Des résultats décevants

«Je ne vous cacherai pas que je suis très heureux de mon sort, avait-il indiqué en entrevue au Journal de Montréal quelques jours avant le début de la saison, en mars. Ça ne peut être pire en 2019.»

«Notre organisation a de grandes ambitions et je veux contribuer à ses succès.»

Or, force est de constater que les résultats de Stroll ne sont guère plus reluisants cette année au sein de l’écurie Racing Point.

Son bilan des six premières épreuves de la saison est comparable à celui de 2018. Sa récolte de points (quatre) est d’ailleurs la même qu’à pareille date l’an dernier.

«Sur papier, reconnaît-il, il est vrai que ma fiche ne s’est pas améliorée comparativement à l’année dernière. Mais au-delà des chiffres, je suis confiant pour le reste du championnat.»

«Cette équipe a prouvé dans le passé qu’elle avait beaucoup de potentiel et une main-d’œuvre très qualifiée.»

«La saison est un marathon. On va progresser pour améliorer notre sort. Je ne suis pas inquiet, car les fondations de cette équipe sont solides.»

La meilleure des autres

À deux reprises, en 2016 et en 2017, l’ex-écurie Force India a été la meilleure des... autres, en terminant quatrième derrière les trois puissances du plateau, Mercedes, Ferrari et Red Bull.

L’an dernier, elle a toutefois chuté au septième rang au classement final des constructeurs.

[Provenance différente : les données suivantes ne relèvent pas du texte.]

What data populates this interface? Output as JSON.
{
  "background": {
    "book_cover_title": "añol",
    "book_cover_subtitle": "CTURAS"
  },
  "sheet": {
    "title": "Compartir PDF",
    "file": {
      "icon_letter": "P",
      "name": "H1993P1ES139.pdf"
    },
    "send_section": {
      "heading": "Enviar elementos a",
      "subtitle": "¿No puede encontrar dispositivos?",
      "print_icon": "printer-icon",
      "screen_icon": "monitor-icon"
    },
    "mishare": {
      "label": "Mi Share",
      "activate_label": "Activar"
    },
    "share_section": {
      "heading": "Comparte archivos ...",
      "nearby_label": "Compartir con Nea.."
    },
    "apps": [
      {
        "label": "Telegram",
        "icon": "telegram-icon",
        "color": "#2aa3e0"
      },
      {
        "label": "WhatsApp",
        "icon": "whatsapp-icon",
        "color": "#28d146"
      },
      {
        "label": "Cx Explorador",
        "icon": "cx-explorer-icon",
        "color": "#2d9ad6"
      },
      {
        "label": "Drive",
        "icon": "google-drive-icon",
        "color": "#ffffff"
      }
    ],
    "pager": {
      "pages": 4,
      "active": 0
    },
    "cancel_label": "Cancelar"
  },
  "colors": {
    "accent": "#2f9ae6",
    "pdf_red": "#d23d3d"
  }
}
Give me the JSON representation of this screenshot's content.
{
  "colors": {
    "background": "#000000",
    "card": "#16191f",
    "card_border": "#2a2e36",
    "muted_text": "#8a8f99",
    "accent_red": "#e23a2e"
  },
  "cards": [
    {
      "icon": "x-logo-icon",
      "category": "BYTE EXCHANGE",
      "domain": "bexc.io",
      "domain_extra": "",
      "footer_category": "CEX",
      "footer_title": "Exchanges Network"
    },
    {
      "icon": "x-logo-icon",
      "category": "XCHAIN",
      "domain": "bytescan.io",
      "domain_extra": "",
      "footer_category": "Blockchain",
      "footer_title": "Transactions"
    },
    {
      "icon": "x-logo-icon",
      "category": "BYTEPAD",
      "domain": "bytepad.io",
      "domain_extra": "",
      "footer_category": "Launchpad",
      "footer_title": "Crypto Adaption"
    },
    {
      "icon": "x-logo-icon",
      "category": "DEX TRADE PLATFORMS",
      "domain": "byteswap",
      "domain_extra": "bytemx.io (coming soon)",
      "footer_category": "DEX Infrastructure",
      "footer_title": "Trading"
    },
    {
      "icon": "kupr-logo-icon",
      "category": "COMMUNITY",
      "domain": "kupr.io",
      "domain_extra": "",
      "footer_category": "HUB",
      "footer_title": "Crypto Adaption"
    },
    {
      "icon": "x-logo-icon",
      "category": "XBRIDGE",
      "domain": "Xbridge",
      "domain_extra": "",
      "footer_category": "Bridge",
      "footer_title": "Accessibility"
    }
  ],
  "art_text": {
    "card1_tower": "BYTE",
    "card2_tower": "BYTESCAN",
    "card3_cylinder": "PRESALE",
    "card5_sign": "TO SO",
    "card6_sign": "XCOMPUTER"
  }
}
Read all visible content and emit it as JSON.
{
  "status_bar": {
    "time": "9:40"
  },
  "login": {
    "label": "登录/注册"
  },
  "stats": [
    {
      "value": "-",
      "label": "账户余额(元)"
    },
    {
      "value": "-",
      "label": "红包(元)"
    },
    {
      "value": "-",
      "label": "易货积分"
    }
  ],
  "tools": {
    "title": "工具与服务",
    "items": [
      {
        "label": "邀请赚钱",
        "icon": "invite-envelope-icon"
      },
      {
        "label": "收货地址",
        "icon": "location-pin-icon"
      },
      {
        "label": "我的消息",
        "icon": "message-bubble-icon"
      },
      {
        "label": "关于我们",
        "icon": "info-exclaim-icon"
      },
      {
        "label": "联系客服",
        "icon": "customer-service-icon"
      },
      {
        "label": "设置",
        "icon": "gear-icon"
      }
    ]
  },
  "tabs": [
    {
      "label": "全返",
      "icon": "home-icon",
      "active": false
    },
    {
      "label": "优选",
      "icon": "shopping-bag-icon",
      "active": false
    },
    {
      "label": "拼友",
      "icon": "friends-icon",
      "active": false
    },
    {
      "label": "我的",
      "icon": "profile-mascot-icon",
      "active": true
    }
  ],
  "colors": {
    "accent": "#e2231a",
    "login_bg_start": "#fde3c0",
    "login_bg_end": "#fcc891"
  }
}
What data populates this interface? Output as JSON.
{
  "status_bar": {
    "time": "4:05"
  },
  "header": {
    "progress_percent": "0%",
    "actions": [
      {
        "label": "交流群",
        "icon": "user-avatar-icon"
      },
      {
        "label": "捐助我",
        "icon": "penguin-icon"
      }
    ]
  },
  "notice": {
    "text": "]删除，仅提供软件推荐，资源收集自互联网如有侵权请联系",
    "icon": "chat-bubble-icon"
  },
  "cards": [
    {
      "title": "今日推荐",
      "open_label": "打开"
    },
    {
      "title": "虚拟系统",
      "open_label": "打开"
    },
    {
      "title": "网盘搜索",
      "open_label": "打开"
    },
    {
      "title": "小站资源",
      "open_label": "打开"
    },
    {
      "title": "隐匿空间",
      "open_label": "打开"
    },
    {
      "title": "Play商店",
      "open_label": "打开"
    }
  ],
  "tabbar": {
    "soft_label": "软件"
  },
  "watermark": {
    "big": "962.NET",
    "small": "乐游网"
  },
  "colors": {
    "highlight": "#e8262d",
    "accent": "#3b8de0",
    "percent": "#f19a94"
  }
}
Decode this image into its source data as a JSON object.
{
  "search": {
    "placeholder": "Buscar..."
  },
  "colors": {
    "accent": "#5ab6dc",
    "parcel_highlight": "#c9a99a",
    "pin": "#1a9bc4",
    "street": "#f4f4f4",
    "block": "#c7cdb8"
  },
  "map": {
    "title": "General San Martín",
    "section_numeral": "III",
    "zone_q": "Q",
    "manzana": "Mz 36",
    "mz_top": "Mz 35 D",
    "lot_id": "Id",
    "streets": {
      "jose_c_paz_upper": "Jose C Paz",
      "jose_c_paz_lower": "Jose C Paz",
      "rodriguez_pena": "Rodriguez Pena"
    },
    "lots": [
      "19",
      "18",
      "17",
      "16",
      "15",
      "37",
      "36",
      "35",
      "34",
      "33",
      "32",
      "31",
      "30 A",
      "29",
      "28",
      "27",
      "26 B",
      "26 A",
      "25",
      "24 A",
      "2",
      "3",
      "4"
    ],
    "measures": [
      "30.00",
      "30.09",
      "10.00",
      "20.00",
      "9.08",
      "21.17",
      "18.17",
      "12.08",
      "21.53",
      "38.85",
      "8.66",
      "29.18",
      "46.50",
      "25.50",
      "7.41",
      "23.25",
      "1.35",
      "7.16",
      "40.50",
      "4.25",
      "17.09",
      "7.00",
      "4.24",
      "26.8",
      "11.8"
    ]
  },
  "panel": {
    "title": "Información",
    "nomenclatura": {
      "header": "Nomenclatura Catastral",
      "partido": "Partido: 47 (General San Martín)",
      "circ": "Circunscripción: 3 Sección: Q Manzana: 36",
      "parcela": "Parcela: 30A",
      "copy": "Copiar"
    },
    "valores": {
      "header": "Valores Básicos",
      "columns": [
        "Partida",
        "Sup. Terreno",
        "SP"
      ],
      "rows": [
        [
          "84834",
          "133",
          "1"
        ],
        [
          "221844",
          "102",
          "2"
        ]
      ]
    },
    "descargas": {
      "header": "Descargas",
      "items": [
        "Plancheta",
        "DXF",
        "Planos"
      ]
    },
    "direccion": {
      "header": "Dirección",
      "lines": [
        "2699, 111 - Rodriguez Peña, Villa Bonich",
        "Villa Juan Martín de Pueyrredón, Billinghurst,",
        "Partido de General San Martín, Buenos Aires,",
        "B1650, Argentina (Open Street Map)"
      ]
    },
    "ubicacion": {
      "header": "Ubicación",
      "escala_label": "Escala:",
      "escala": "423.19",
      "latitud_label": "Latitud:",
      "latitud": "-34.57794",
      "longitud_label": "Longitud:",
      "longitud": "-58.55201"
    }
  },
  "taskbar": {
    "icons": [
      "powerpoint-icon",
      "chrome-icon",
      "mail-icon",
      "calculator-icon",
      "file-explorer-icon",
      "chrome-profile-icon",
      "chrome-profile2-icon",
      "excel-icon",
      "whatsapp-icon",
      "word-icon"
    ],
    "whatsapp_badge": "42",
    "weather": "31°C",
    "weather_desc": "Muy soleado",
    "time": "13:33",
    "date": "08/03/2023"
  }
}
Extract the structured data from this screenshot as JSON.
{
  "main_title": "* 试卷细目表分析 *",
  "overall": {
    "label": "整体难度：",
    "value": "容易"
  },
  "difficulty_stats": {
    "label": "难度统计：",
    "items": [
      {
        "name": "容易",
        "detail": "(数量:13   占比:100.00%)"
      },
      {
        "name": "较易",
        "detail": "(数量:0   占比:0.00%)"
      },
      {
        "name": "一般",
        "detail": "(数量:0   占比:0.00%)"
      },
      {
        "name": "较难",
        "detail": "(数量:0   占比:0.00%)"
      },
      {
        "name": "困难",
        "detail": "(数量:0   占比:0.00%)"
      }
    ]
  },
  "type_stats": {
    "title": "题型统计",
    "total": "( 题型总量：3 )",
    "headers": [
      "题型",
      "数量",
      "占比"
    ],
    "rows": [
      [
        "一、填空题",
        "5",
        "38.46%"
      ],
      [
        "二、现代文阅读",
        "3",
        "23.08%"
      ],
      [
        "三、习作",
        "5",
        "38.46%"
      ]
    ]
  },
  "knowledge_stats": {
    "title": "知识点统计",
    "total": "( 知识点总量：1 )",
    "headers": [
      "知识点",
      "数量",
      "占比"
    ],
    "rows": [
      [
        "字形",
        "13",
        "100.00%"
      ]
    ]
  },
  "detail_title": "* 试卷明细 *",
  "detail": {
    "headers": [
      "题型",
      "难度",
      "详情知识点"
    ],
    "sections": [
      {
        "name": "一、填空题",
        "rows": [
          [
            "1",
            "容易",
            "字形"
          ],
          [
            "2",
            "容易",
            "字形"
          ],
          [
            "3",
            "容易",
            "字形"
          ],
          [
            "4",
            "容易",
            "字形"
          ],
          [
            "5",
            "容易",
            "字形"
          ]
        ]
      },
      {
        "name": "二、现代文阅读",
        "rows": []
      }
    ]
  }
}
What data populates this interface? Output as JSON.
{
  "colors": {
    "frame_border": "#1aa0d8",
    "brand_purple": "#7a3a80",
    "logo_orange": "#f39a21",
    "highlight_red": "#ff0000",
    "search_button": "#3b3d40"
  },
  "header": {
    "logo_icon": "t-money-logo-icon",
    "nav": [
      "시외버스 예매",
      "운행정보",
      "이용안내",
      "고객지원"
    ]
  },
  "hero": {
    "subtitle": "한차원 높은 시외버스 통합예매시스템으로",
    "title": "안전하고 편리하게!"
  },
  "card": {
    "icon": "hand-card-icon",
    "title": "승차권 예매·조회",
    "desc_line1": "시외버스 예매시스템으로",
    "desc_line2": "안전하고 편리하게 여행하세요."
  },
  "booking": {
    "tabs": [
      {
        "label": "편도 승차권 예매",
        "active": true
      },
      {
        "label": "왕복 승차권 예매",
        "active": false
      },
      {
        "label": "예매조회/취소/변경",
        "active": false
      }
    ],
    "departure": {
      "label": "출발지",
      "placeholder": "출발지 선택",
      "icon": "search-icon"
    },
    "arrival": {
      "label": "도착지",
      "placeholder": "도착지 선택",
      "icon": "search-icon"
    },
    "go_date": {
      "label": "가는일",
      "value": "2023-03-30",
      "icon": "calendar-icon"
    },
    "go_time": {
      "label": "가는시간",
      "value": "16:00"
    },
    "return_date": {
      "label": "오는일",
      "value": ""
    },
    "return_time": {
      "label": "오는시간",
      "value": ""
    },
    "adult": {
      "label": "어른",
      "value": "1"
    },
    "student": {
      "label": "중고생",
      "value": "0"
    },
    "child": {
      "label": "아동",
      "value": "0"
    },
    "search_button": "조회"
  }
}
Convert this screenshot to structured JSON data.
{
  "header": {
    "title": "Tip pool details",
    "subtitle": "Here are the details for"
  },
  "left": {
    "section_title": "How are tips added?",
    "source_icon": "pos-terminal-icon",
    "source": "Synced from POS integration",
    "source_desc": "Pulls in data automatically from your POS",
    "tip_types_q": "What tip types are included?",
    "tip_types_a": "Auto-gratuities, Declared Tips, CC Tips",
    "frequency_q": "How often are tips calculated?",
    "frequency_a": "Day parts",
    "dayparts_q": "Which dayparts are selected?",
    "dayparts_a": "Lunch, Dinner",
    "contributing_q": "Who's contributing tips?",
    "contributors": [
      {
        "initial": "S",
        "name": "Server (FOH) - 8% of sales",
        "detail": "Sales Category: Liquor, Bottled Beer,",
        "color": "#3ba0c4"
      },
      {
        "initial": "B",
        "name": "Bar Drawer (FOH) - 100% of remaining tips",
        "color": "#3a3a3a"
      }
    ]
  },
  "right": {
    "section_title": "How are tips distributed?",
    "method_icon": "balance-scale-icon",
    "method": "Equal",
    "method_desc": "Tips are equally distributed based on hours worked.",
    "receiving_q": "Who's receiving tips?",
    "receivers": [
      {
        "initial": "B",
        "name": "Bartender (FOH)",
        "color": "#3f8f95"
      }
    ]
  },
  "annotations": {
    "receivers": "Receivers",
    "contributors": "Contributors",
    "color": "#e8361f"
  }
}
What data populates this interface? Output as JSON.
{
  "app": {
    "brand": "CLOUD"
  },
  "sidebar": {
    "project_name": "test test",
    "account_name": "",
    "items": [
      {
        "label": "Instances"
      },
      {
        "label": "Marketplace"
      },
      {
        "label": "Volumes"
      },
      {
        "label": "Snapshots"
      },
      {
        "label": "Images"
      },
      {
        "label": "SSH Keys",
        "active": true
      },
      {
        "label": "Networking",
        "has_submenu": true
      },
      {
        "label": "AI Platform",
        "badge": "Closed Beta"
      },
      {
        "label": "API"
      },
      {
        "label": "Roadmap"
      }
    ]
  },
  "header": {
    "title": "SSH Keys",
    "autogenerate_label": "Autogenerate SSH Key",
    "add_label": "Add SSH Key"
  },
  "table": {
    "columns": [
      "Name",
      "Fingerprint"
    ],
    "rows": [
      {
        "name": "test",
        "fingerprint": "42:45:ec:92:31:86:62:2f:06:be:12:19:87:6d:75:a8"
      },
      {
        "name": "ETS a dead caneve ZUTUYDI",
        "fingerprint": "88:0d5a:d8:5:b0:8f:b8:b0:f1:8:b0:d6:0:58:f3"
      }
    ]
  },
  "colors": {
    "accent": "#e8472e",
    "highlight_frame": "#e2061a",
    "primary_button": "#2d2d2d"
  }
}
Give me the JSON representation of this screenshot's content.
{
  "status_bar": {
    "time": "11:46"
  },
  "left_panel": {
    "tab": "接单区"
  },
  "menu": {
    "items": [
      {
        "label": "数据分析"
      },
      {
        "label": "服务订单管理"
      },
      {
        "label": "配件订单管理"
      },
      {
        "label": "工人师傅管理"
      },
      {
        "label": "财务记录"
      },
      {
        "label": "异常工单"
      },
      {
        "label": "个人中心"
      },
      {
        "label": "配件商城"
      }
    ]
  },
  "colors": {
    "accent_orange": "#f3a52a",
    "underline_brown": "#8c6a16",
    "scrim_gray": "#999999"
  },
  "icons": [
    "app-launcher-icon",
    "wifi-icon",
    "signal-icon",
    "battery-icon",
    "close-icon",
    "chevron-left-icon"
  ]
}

«L’équipe a connu une mauvaise saison en 2018 en raison de sa situation financière précaire, explique Stroll. Maintenant, elle peut entrevoir des jours meilleurs.»

«À seulement deux reprises (neuvième rang en Australie et en Azerbaïdjan), j’ai terminé mes courses dans les points cette année, ajoute-t-il, mais deux autres fois tout au moins, je suis venu très près de terminer dans le top 10.»

«Ça nous fait réaliser combien la lutte est intense en milieu de peloton, enchaîne Stroll. C’est bon pour la F1, c’est bon aussi pour les amateurs. De notre côté, nous sommes très motivés à vouloir les battre.»

Cinquième au tableau des constructeurs, Racing Point a accumulé 17 points en 2019. La menace est toutefois sérieuse derrière avec Haas (16 points), Toro Rosso (16), Renault (14) et Alfa Romeo (13).

Dixième et dernière au classement, l’écurie Williams est toujours à la recherche de son premier point.

L’un de ses pilotes, le Britannique George Russell, à sa première saison en F1, a cependant réussi à devancer Stroll au récent Grand Prix de Monaco.

Dur en qualifications

Stroll en arrache en qualifications. Il n’a pas réussi à franchir le premier (Q1) des trois segments lors des 10 derniers Grands Prix auxquels il a participé.

«Je sais très bien que je dois améliorer cette situation, dit-il. Mais les écarts sont tellement minimes. Un petit dixième de seconde peut faire la différence.»

«Dans plusieurs cas, j’ai été gêné par la circulation, à Melbourne et à Bakou particulièrement.»